Lee comes early each week and stands outside until the doors are open for CCDC. Lately, because of the hot temperatures, I have let him into the foyer area. He often brings his laptop with him. He spends most of his time after having his dinner playing games on his laptop.
Lee has trouble speaking and is limited in his mental ability, but he’s a whiz at playing games. We’ve learned from him that his mother lives in Avon. We are not sure where he lives in the neighborhood. He has the emotional level of a child although he’s in his thirties. He may not dress well or smell good but we love him.
We have become Lee’s family. We welcome him each week and seek to interact with him as much as we can, given his speech impediment and limited abilities to communicate. We don’t know what his home life is like so we want him to feel at home with us.
Jesus shocked his disciples, as he often did, when he invited the children to come to him. It’s not so shocking or unusual for us in our culture. Politicians enjoy kissing babies. But in Jesus’ day society kept the children away and out of sight. Jesus openly welcomed children with such enthusiasm that the disciples must have thought he was too accepting of their limitations as ignorant children. The disciples would have believed children couldn’t grasp his teachings or respond to his requirements of discipleship. Thus, children had, in the disciples’ mindset, no significant place in society and certainly none in Jesus’ following.
What Jesus told his disciples would have made no sense to them. He said, “anyone who will not receive the kingdom of God like a little child will never enter it.” Such a statement would have no understanding to anyone who heard it. Children wouldn’t be trusted to know what it takes to be a disciple. Only adults. The commitment would even be too much for many adults. But Jesus believed children had the secret of true discipleship. It’s not having great intellectual knowledge or performing great religious acts.

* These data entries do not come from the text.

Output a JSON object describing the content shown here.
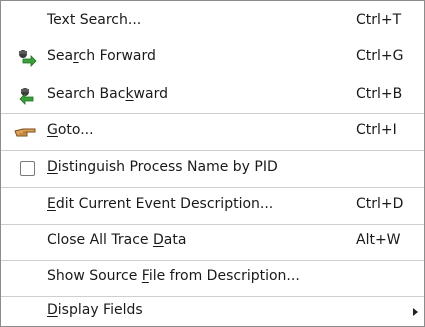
{
  "menu": {
    "items": [
      {
        "id": "text-search",
        "label": "Text Search...",
        "accel": "Ctrl+T",
        "icon": ""
      },
      {
        "id": "search-forward",
        "label_pre": "Sea",
        "label_u": "r",
        "label_post": "ch Forward",
        "accel": "Ctrl+G",
        "icon": "search-forward-icon"
      },
      {
        "id": "search-backward",
        "label_pre": "Search Bac",
        "label_u": "k",
        "label_post": "ward",
        "accel": "Ctrl+B",
        "icon": "search-backward-icon"
      },
      {
        "id": "goto",
        "label_pre": "",
        "label_u": "G",
        "label_post": "oto...",
        "accel": "Ctrl+I",
        "icon": "pointing-hand-icon"
      },
      {
        "id": "distinguish-process",
        "label_pre": "",
        "label_u": "D",
        "label_post": "istinguish Process Name by PID",
        "accel": "",
        "checked": false
      },
      {
        "id": "edit-event-description",
        "label_pre": "",
        "label_u": "E",
        "label_post": "dit Current Event Description...",
        "accel": "Ctrl+D"
      },
      {
        "id": "close-all-trace-data",
        "label_pre": "Close All Trace ",
        "label_u": "D",
        "label_post": "ata",
        "accel": "Alt+W"
      },
      {
        "id": "show-source-file",
        "label_pre": "Show Source ",
        "label_u": "F",
        "label_post": "ile from Description...",
        "accel": ""
      },
      {
        "id": "display-fields",
        "label_pre": "",
        "label_u": "D",
        "label_post": "isplay Fields",
        "accel": "",
        "submenu": true
      }
    ]
  },
  "colors": {
    "text": "#1a1a1a",
    "separator": "#cfcfcf",
    "border": "#8c8c8c",
    "icon_green": "#3aa03a",
    "icon_dark": "#3a3a3a"
  }
}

Children do not have the means to accomplish these things. But they do have one thing, the one thing that is necessary, the means to receive the love of Christ. That’s all it takes to be in God’s kingdom. And unless one receives entrance into God’s kingdom this way, there is no amount of correct theology or religious duty that can qualify one for God’s kingdom. See the children running to Jesus. Picture the children sitting on Jesus’ lap. Imagine them hugging his neck. See how thrilled they are to be accepted by Jesus. That’s what it means to be in God’s kingdom.
See the picture of Lee below. He knows he’s accepted at CCDC. We want him to know he’s accepted by Jesus. He’s a part of God’s family. We have a number who come to CCDC who have some type of mental or emotional limitation and we welcome them all to our family.